The same year, the 22nd supported contingencies worldwide. The wing's units participated in Operations Deny Flight Support Hope, Maintain Democracy and Vigilant Warrior. The 22nd ARW continues to lead by continuing to support contingencies such as NORTHERN WATCH, SOUTHERN WATCH. More recently DESERT FOX and NOBLE ANVIL in addition to providing refueling and cargo support to various exercises, drug interdiction operations, channel missions, and deployments.
Other wing accomplishments include being the lead unit in testing adopting the Multi point refueling system, allowing the wing to provide refueling services to U.S. Navy and allied aircraft. On January 3, 1994, the 22nd succeeded the 384th BW as McConnell's host unit.

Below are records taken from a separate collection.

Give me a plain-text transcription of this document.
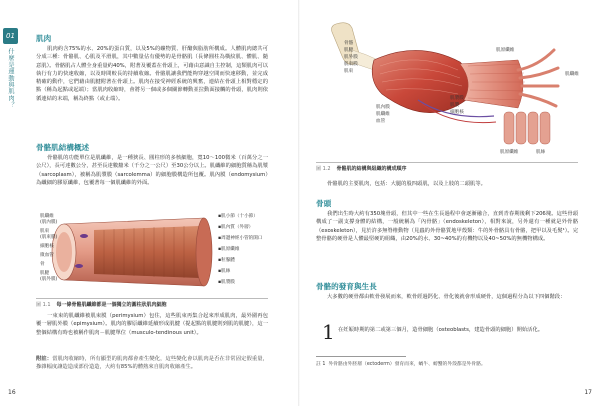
01
什麼是運動與肌肉？
肌肉

肌肉約含75%的水、20%的蛋白質，以及5%的礦物質、肝醣與脂肪所構成。人體肌肉總共可分成三種：骨骼肌、心肌及平滑肌，其中數量佔有優勢的是骨骼肌（長條圓柱為橫紋肌、體肌、隨意肌）。骨骼肌占人體全身重量約40%，附著及覆蓋在骨頭上，可藉由意識自主控制，這類肌肉可以執行有力的快速收縮，以及時間較長的持續收縮。骨骼肌讓我們能夠穿越空間而快速移動，並完成精確的動作，它們藉由肌腱附著在骨頭上。肌肉在接受神經系統的興奮，連結在骨頭上相對穩定的點（稱為起點或起端）；當肌肉收縮時，會將另一個或多個關節轉動並拉動面接觸的骨頭，肌肉則依循連結的末端，稱為終點（或止端）。

骨骼肌結構概述

骨骼肌的功能單位是肌纖維，是一種狹長、圓柱形的多核細胞，寬10～100微米（百萬分之一公尺），長可達數公分，甚至長達數釐米（千分之一公尺）至30公分以上。肌纖維的細胞質稱為肌漿（sarcoplasm），被稱為肌漿膜（sarcolemma）的細胞膜構造所包覆。肌內膜（endomysium）為纖細的膠原纖維，包覆著每一個肌纖維的外面。

肌纖維
(肌內膜)
肌束
(肌束膜)
細胞核
微血管
骨
肌腱
(肌外膜)
▪肌小節（十小節）
▪肌內質（外層）
▪周邊神經小管的開口
▪肌原纖維
▪粒腺體
▪肌絲
▪肌漿膜
圖 1.1 每一條骨骼肌纖維都是一個獨立的圓柱狀肌肉細胞

一束束的肌纖維被肌束膜（perimysium）包住，這些肌束再集合起來形成肌肉，最外圍再包覆一層肌外膜（epimysium）。肌肉的膠原纖維延續形成肌腱（提起點的肌腱則到肌的肌腱），這一整個結構有時也被稱作肌肉－肌腱單位（musculo-tendinous unit）。

附註：當肌肉收縮時，所有顯型的肌肉都會產生變化，這些變化會以肌肉是否在非常固定假重量，摻雜幅度讓造造成部份造造，大約有85%的體熱來自肌肉收縮產生。

16
骨骼
肌腱
肌外膜
肌束膜
肌束
肌內膜
肌纖維
血管
肌原纖維
肌纖維
肌漿膜
肌漿
細胞核
肌原纖維	肌絲
圖 1.2 骨骼肌的結構與組織的構成順序

骨骼肌的主要肌肉，包括：大腿的股四頭肌，以及上肢的二頭肌等。

骨頭

我們出生時大約有350塊骨頭，但其中一些在生長過程中會逐漸融合，直到青春期後剩下206塊。這些骨頭構成了一副支撐身體的結構，一般統稱為「內骨骼」（endoskeleton），相對來說，另外還有一種就是外骨骼（exoskeleton），見於許多無脊椎動物（見蟲的外骨骼質地甲殼類：牛的外骨骼具有骨骼，把甲以及毛髮¹）。完整骨骼的硬骨是人體最堅硬的組織，由20%的水、30~40%的有機物以及40~50%的無機物構成。

骨骼的發育與生長

大多數的硬骨都由軟骨發展而來，軟骨經過鈣化、骨化後就會形成硬骨，這個過程分為以下四個階段：

1 在妊娠時期的第二或第三個月，造骨細胞（osteoblasts，建造骨頭的細胞）開始活化。
註 1 外骨骼由外胚層（ectoderm）發育而來，蝸牛、螃蟹的外殼都是外骨骼。
17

The wing is a part of the 15th Air Force headquartered at Travis AFB, Calif., one of two Numbered Air Forces within Air Mobility Command, headquarted at Scott AFB, Ill. the wing's primary mission is to provide global reach by conducting air refueling and airlift where and when needed. The wing also helps carry out AMC's commitment to responsive global reach through readiness and the deterrence of armed aggression. This commitment also includes supporting the Department of Defense in many contingency situations, from strategic force projection and strategic force mobility, to humanitarian assistance. It aims to provide Air Force assets in support of world peace through readiness and the deterrence of armed aggression. This commitment also includes supporting the Department of Defense in many contingency situations, from strategic force projection and strategic force mobility, to humanitarian assistance.
In its 2005 BRAC Recommendations, DoD recommended to realign March Air Reserve Base, CA. The 163d Air Refueling Wing (ANG) would distribute its nine KC-135R aircraft to the 22d Air Refueling Wing, McConnell Air Force Base, KS (one aircraft) and several other bases. According to DoD, McConnell AFB would be increased in operational capability with the additional aircraft because of their proximity to air refueling missions.
DoD also recommended to realign Robins Air Force Base by distributing the 19th Air Refueling Group's KC- 135R aircraft to the 22nd Air Refueling Wing, McConnell Air Force Base, KS (nine aircraft), and to backup aircraft inventory (three aircraft). This recommendation would realign active duty KC-135R aircraft from Robins (18) to McConnell (15), a base higher in military value for the tanker mission and with available capacity to receive the additional aircraft at no cost. This consolidation would increase McConnell's active duty tanker squadrons to optimum size.
In another recommendation, DoD recommended to to realign Grand Forks Air Force Base (AFB), ND. It would distribute the 319th Air Refueling Wing's KC-135R aircraft to the 22d Air Refueling Wing, McConnell AFB, KS (eight aircraft), which associated with the 931st Air Refueling Group (AFR). Aircraft would be moved to McConnel from Grand Forks because it had scored higher in military value. Additional aircraft at McConnell would capitalize on available excess capacity at no cost and optimize three squadrons for greater total wing capability.